Rudy's Blog

Buy Rudy's books! Click covers for info.                 Blog text and images copyright (C) Rudy Rucker 2017.


How to Make an Ebook #4 — Heavy HTML

This is the last of four 2012 blog posts on the topic of how to make your own ebooks, and which I revised somewhat in 2016. In 2012, I combined, expanded and revised these entries to make, fittingly, an ebook called How to Make An Ebook, available from Amazon. Note that this ebook is a 2012 edition, and it does not include any updates of the material that I made to these blog posts in 2016.

My How to Make An Ebook includes quite a bit of additional material, it’s more tightly organized, and it doesn’t include the perhaps too distracting photos that tend to clutter my blog posts! But it do

And now let’s get down to some Heavy Metal…I mean Heavy HTML.

Advanced Level: Dreamweaver & HTML

For full control, our workflow is to go from DOC or RTF to HTML, and then from HTML to EPUB. We’ll edit the HTML extensively.

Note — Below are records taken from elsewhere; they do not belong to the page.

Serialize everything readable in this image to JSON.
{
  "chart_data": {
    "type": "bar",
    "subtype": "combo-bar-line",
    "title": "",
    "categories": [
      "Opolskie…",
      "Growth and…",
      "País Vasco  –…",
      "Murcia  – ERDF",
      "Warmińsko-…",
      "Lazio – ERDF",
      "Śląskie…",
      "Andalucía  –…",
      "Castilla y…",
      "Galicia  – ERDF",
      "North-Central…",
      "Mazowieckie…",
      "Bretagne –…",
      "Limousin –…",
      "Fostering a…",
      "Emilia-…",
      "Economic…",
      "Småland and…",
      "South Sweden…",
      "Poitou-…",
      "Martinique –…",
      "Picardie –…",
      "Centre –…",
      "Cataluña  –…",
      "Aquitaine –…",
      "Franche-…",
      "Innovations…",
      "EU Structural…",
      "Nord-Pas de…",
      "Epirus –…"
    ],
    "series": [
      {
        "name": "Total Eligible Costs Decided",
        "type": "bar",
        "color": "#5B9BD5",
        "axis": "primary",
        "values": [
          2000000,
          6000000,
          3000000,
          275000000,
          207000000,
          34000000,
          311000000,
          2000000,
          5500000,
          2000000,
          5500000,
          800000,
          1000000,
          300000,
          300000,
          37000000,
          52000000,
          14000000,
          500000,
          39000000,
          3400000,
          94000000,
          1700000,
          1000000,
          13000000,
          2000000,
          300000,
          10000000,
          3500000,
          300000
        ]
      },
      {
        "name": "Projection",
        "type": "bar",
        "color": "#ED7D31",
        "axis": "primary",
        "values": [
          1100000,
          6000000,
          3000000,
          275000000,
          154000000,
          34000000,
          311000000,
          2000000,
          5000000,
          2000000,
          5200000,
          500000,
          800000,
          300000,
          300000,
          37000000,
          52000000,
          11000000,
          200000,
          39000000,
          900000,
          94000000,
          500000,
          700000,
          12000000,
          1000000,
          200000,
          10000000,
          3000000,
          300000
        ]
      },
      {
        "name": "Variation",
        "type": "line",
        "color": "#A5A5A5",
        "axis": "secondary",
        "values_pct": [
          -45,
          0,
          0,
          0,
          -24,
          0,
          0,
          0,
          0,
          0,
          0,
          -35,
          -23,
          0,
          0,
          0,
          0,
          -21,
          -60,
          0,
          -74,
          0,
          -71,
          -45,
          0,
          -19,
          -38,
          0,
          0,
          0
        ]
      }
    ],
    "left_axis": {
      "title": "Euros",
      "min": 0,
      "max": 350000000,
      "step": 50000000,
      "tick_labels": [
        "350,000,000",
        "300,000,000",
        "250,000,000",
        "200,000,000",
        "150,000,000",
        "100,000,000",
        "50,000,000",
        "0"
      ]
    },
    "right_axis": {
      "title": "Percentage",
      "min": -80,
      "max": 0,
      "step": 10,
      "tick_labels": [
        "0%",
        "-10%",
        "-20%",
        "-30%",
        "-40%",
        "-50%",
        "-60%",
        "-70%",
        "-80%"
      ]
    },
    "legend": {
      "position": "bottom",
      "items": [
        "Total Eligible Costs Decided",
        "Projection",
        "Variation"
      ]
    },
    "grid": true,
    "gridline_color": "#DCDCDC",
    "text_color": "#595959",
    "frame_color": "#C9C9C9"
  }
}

As I mentioned before, I myself use Dreamweaver, which is a commercial product from Adobe, but it’s possible that you could do a lot of this with some free HTML editor.

In all honesty, I should tell you that the process I’m about to describe is kind of complicated and probably not, in fact, a really good workflow to use.  As I’ll mention at the end of this post, I now use a much simpler pro-level process.  I import my books into InDesign and export my EPUB files from there.  But before I learned how to use InDesign, I found the “Heavy HTML” workflow useful.

Converting DOC to HTML. Preliminary cleanup.

For full control, our workflow is to go from DOC or RTF to HTML, and then from HTML to EPUB.

In “Do-It-Yourself Ebooks #2. The Simpler Paths” I talked about ways to clean up your Word file before using it for an EPUB. But now there’s another thing you want to do. You want to stop using the Word Normal style, and get rid of as many other Word styles as you can.

The first thing you want to do about your Word styles is to ditch as many of htem as you can, as otherwise they’ll show up as extra crap at the top of your HTML. For this, go to Developer | Templates | Organizer, and look at the list of styles in your document in the left pane of the Organizer dialog. Most of them are styles you aren’t using in your document, and you ought to delete them. You can select them all by clicking at the top, holding down the shift key and scrolling down. Before pressing delete look over the list and see if there are any special styles you defined and that you love and don’t want to lose. Then press Delete. Word won’t actually delete the most essential styles like Normal, Heading 1, and a few others. But most of them go away. Note, by the way, that if you delete a style and it was in fact applied to some text in your document, the text stays in place, but its style reverts to Normal. If you do in fact erase some style that was doing something useful, you can redfine it.

An optional second step is make a new Style called, let’s say, epubtext. To do this, select a normal block of text, right click and select Styles | Save selection as a new Quick Style, and name the new style epubtext. Now use Find and Replace | More | Format | Styles to set the Find what box to be empty but with the Normal Style, and the Replace with box to be empty but with the epubtext style. You might also make up other special styles for things like epubextendedquote, or epubtextnoindent, and so on. If this seems to weird and complicated you can do it later over in the HTML file, replacing MsoNormal by epubtext in the class specifications on the p tags for starters.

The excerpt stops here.